Nicht lange nach diesem Vorfalle legte der Abt Irimpert bei St. Peter in Salzburg sein Amt nieder. Der Ruf von Thiemo's Frömmigkeit und Gehorsamkeit hatte sich schon weit verbreitet. Auch der ehrwürdige Erzbischof Gebhard von Salzburg kannte den vortrefflichen Mönch Thiemo. Derselbe schien ihm der geeignetste Abt für das verwaiste Kloster zu sein. Gebhard berief den Thiemo zu sich nach Salzburg. Der Abt in Altaich wollte ihn nicht entlassen, allein er mußte sich in die Anordnung des Erzbischofs fügen. Dieser hatte dem neuen Abt einen festlichen Empfang bereitet und führte ihn nun in sein neues Amt ein, ihn den Brüdern als ihren besten Vater empfehlend. Thiemo war auch wirklich aus allen Kräften bemüht, den Erwartungen, die man von ihm sich machte, zu entsprechen. Er bewies sich gegen seine Untergebenen äußerst liebevoll und gewann sich die Herzen Aller. Dabei hielt er strenge auf die klösterliche Zucht und förderte das gottselige Leben der Brüder mit Ernst und Liebe.

Es war dies kurze Zeit vor jener heillosen Verwirrung, die durch Heinrich IV. in der Kirche angerichtet wurde. Bald darauf mußte der ehrwürdige Oberhirt sich flüchten und Berthold, ein feiler Knecht Heinrichs IV. drängte sich als Erzbischof in die Kirche Salzburgs ein. Thiemo konnte es nicht mit seinem Gewissen vereinigen, unter einem mit dem Banne belegten Bischof die Leitung seines Klosters fortzuführen. Um sich nicht durch die Gemeinschaft mit Berthold zu beflecken, flüchtete er sich nach dem Beispiele des ehrwürdigen Erzbischofs Gebhard nach Schwaben; denn in seinem Vaterlande Bayern war nirgends eine Sicherheit. Er begab sich nach Schaffhausen und dann nach Hirschau, zu seinem ehrwürdigen Mitbruder, dem Abte Wilhelm, der alle um des Herrn willen Verfolgten mit Freuden aufnahm. Hier lebte er ganz wie ein einfacher Mönch im pünktlichen Gehorsam unter dem ehrwürdigen Wilhelm. So vergingen drei Jahre. Jetzt gedachte Thiemo, daß er doch auch ein Hirte sei, und daß seine eigenen Schäflein vielleicht vom Wolfe zerrissen würden. Er bat den Abt Wilhelm um die Erlaubnis, zu seinem Kloster zurückkehren zu dürfen, verließ dann seine Zelle und reiste nach Salzburg, um den Seinigen in ihren Nöten beispringen oder doch mit ihnen leiden zu können.
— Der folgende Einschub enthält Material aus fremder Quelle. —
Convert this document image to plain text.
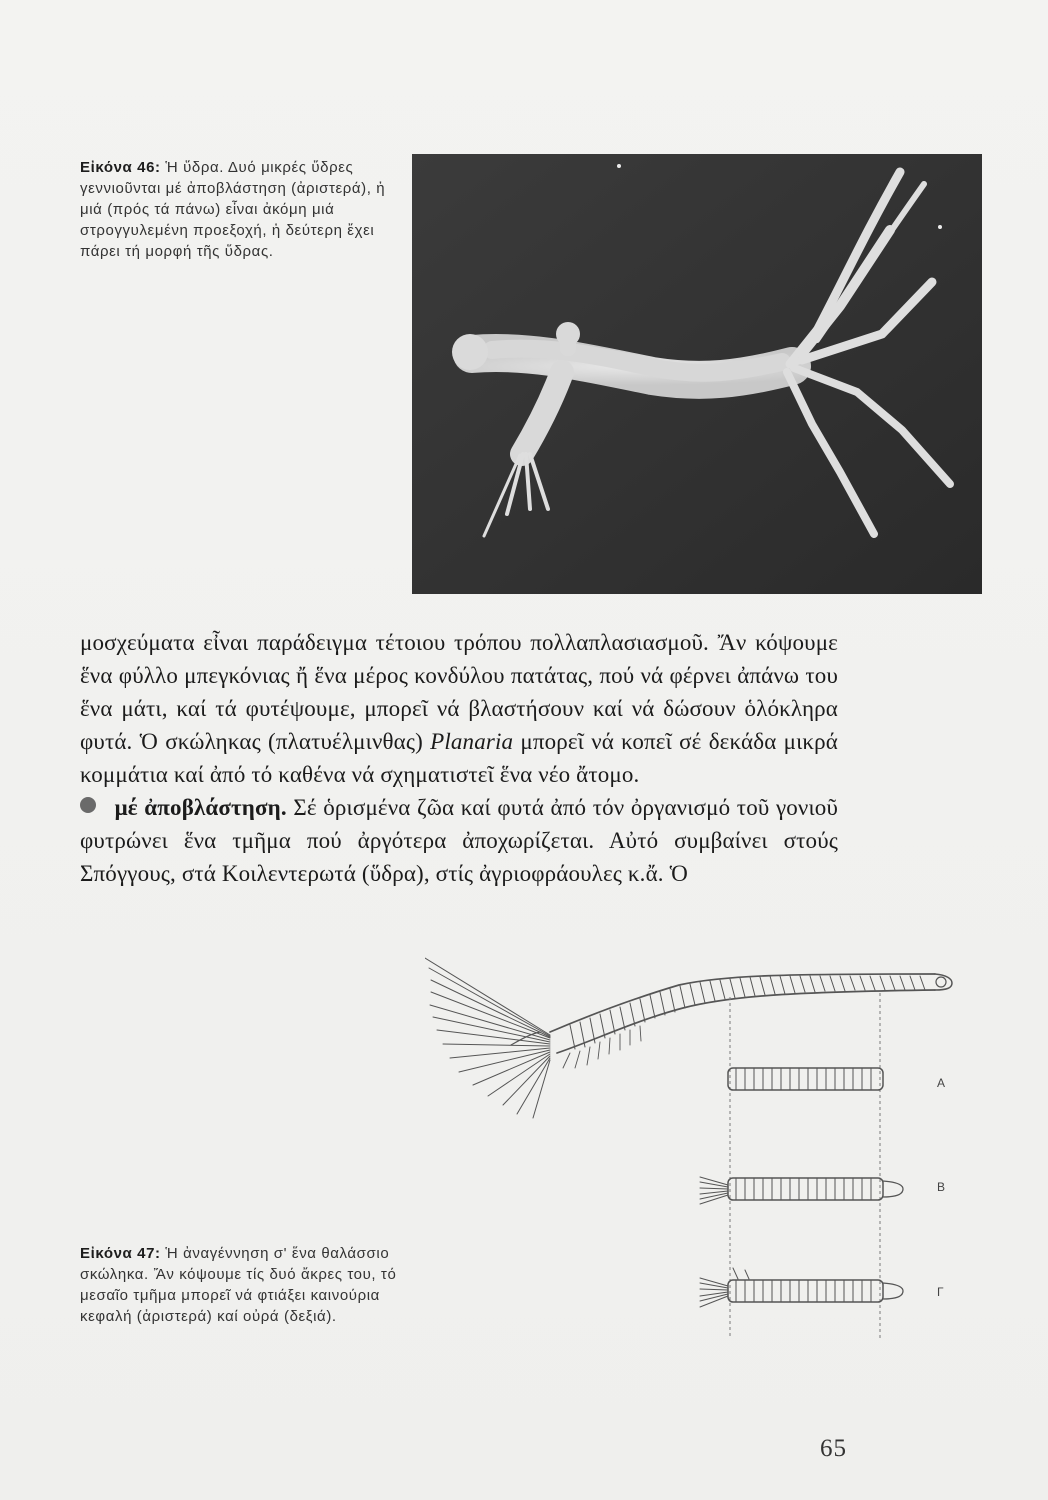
Εἰκόνα 46: Ἡ ὕδρα. Δυό μικρές ὕδρες γεννιοῦνται μέ ἀποβλάστηση (ἀριστερά), ἡ μιά (πρός τά πάνω) εἶναι ἀκόμη μιά στρογγυλεμένη προεξοχή, ἡ δεύτερη ἔχει πάρει τή μορφή τῆς ὕδρας.

μοσχεύματα εἶναι παράδειγμα τέτοιου τρόπου πολλαπλασιασμοῦ. Ἄν κόψουμε ἕνα φύλλο μπεγκόνιας ἤ ἕνα μέρος κονδύλου πατάτας, πού νά φέρνει ἀπάνω του ἕνα μάτι, καί τά φυτέψουμε, μπορεῖ νά βλαστήσουν καί νά δώσουν ὁλόκληρα φυτά. Ὁ σκώληκας (πλατυέλμινθας) Planaria μπορεῖ νά κοπεῖ σέ δεκάδα μικρά κομμάτια καί ἀπό τό καθένα νά σχηματιστεῖ ἕνα νέο ἄτομο.

μέ ἀποβλάστηση. Σέ ὁρισμένα ζῶα καί φυτά ἀπό τόν ὀργανισμό τοῦ γονιοῦ φυτρώνει ἕνα τμῆμα πού ἀργότερα ἀποχωρίζεται. Αὐτό συμβαίνει στούς Σπόγγους, στά Κοιλεντερωτά (ὕδρα), στίς ἀγριοφράουλες κ.ἄ. Ὁ

Εἰκόνα 47: Ἡ ἀναγέννηση σ' ἕνα θαλάσσιο σκώληκα. Ἄν κόψουμε τίς δυό ἄκρες του, τό μεσαῖο τμῆμα μπορεῖ νά φτιάξει καινούρια κεφαλή (ἀριστερά) καί οὐρά (δεξιά).
Α
Β
Γ
65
Berthold hörte von der Rückkehr des Abtes Thiemo. Er glaubte, wenn er diesen Mann für sich gewänne, so stünde sein Stuhl ganz fest, und er hätte nichts mehr von den kirchlich gesinnten zu befürchten. Deshalb befahl er, demselben einen festlichen Empfang zu bereiten und durch Freundlichkeit und Gefälligkeit ihn zu gewinnen. Allein der vorsichtige Abt vermied es, unter das Angesicht dieses Eindringlings zu treten, um nicht an seinen Freveln Teil zu nehmen. Er ging nur in sein Kloster, grüßte mit väterlicher Liebe seine Brüder, tröstete sie in ihren Widerwärtigkeiten mit himmlischen Troste, munterte sie zur Geduld und Ausdauer auf und begab sich unverweilt nach Steiermark in das Kloster Admont, das der ehrwürdige Gebhard gegründet, der gottlose Berthold aber entvölkert hatte. Hier blieb er ganz verborgen bis zum Tode Gebhards.
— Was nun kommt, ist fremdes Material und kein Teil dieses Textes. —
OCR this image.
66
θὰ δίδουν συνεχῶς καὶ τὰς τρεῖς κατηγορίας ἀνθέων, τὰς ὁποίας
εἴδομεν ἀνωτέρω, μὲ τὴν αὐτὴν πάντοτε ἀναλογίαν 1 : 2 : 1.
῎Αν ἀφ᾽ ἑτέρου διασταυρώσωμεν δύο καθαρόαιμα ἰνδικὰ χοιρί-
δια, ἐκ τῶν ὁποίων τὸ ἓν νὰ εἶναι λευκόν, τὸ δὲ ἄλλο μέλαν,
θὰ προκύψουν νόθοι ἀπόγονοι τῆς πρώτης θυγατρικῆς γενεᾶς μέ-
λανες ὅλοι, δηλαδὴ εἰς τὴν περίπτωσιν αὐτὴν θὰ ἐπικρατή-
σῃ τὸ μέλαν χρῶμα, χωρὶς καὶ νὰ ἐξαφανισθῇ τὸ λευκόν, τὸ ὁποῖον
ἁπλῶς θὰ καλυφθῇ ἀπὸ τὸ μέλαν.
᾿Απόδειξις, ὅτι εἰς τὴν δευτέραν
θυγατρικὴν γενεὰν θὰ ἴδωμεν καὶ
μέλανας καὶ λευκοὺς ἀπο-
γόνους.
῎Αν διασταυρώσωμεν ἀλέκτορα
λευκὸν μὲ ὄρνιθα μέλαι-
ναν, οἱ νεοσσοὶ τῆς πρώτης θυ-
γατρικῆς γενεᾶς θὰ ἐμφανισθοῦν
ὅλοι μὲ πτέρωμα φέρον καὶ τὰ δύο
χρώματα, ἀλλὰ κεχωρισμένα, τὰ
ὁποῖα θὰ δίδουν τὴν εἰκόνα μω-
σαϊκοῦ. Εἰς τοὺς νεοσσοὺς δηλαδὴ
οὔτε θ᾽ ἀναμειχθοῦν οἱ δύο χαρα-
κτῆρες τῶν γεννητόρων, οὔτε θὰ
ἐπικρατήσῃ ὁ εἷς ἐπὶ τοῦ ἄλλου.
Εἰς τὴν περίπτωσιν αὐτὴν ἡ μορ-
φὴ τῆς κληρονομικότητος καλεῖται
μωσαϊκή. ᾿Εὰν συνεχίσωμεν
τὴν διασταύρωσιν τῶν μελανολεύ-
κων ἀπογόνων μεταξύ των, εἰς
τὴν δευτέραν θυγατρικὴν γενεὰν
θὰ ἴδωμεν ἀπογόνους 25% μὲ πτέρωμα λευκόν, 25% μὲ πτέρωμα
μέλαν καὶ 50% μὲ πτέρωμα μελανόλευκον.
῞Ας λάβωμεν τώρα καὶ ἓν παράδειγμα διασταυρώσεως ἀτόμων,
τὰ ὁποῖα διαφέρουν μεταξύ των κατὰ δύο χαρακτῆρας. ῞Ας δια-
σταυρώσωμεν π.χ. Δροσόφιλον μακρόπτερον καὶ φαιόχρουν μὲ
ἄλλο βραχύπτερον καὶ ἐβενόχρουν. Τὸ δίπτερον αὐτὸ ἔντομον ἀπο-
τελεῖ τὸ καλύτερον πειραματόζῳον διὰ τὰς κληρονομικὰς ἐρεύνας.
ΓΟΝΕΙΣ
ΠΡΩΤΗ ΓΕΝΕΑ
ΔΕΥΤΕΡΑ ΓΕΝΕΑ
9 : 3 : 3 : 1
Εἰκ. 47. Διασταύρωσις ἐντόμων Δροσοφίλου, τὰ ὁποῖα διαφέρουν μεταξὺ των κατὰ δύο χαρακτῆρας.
Der ehrwürdige Gebhard hatte die letzten Jahre seines Lebens noch unter seinen lieben Diözesanen zugebracht und war in dem Schloß Werffen 1090 gestorben. Nach seinem Tode wollte sich der verdrängte Berthold wieder eindrängen. Allein die kirchlich gesinnten in Salzburg hatten jetzt schon eine solche Übermacht erlangt, daß sie die Wahl eines rechtgläubigen Erzbischofs durchzusetzen vermochten. Sie wählten den Abt Thiemo von St. Peter, der eben im Kloster Admont in der Verbannung lebte. Die Bischöfe Altmann von Passau, Adalbero von Würzburg und Reginwart von Freising kamen zusammen, und Thiemo empfing die bischöfliche Weihe. An die Stelle des Thiemo wurde der Mönch Albert zum Abte von St. Peter erwählt.

Um diese Zeit soll das berühmte Kloster St. Paul zu Lavent in Kärnten von den dortigen Grafen gegründet und von Thiemo im zweiten Jahr seiner erzbischöflichen Amtsführung eingeweiht worden sein.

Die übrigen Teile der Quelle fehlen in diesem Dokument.